Tokyo, Japan & Chippenham, UK – 28 June 2006: Sosei Co. Ltd (“Sosei”; TSE Mothers Index: 4565), and Vectura Group plc (“Vectura”; LSE: VEC) announced today that their collaborative product, NVA237, a novel inhaled once daily treatment for chronic obstructive pulmonary disease (COPD), had successfully completed a Phase IIb multiple dose-ranging clinical trial. NVA237 is being developed and commercialised by Novartis both as a monotherapy and in combination with their once daily bronchodilator indacaterol, under the terms of a global licence agreement signed in April 2005.
The outcome of the study supports the progression of NVA237 and Novartis are proceeding as planned with the development programme.
The trial randomised 335 subjects in 35 European sites into a multi-centre doubleblind, parallel group, placebo controlled study, including an additional open label tiotropium group, to assess the efficacy, safety and tolerability of four doses of NVA237 inhaled once daily for 28 days in subjects with COPD.
NVA237 demonstrated bronchodilatory efficacy, as determined by a range of pulmonary function measures. NVA237 achieved statistical significance over placebo in terms of the primary efficacy variable, trough FEV1 and was comparable to tiotropium. These data support the use of NVA237 as a once daily bronchodilator.
Preliminary data indicate that the majority of adverse events were mild and there were no marked differences in incidence or severity compared to placebo or tiotropium.
COPD is a chronic obstruction of the airways which in the developed world is caused primarily by smoking. Symptoms include chronic bronchitis and/or emphysema which slowly progress and eventually lead to a largely irreversible loss of lung function. COPD is currently the fourth most common cause of death and by 2020 is predicted to become the third most common cause of death and the fourth most important disability causing illness. The total financial burden of lung disease in Europe amounts to nearly €102 billion with COPD contributing almost one half of this figure. Around three-quarters of patients with advanced COPD are unable to perform normal everyday activities. The current market for COPD drug therapy is estimated to be worth around $5.5 billion per annum and is predicted to double to over $11 billion by 2011 as a result of increasing diagnosis and treatment and the growth of high value new products.
Mr Shinichi Tamura, President & CEO of Sosei, said: "These results further validate the clinical profile of NVA237 and support the potential of the product to provide an important addition to the available therapeutic options to treat COPD, a common and costly disease with high unmet patient need.”

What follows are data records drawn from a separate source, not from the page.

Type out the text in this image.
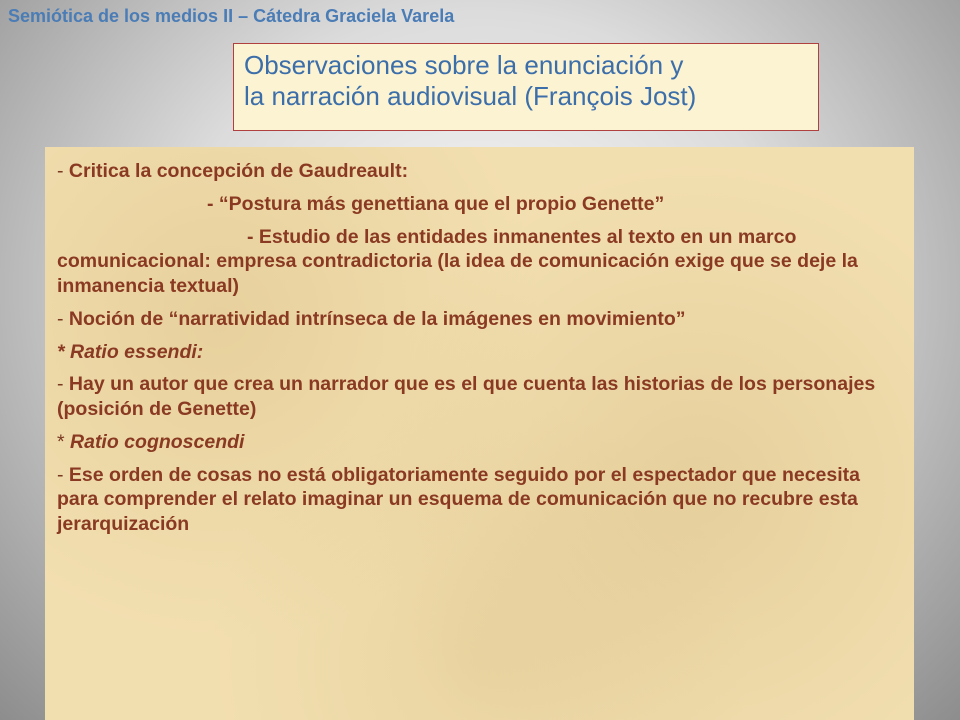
Semiótica de los medios II – Cátedra Graciela Varela
Observaciones sobre la enunciación y
la narración audiovisual (François Jost)

- Critica la concepción de Gaudreault:

- “Postura más genettiana que el propio Genette”

- Estudio de las entidades inmanentes al texto en un marco comunicacional: empresa contradictoria (la idea de comunicación exige que se deje la inmanencia textual)

- Noción de “narratividad intrínseca de la imágenes en movimiento”

* Ratio essendi:

- Hay un autor que crea un narrador que es el que cuenta las historias de los personajes (posición de Genette)

* Ratio cognoscendi

- Ese orden de cosas no está obligatoriamente seguido por el espectador que necesita para comprender el relato imaginar un esquema de comunicación que no recubre esta jerarquización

Dr Chris Blackwell, Chief Executive of Vectura, added: “We are proud to have delivered pharmaceutical and clinical data to Novartis in a timely manner allowing the development of NVA237 to continue on track. This positive efficacy data, taken together with the human pharmacokinetic data published at the recent ATS congress, show great promise for NVA237.”
Notes for Editors:
About the NVA237 licence agreement with Novartis
Sosei and Vectura concluded a global development and commercialisation agreement with Novartis in April 2005 for their collaborative product NVA237. Novartis are responsible for developing and commercializing NVA237 both as a monotherapy and in combination with indacaterol, its once daily, long acting beta 2 agonist.
Under the terms of the agreement Sosei and Vectura have already received $15 million each and will receive up to $172.5million each for achieving pre-agreed clinical, regulatory and commercialisation targets for both the monotherapy and combination product. These potential milestones thus total up to $375 million. In addition, royalties on product sales will be paid for the monotherapy and the combination product. If a third combination product is developed by Novartis, using NVA237, further milestones and royalties may be payable.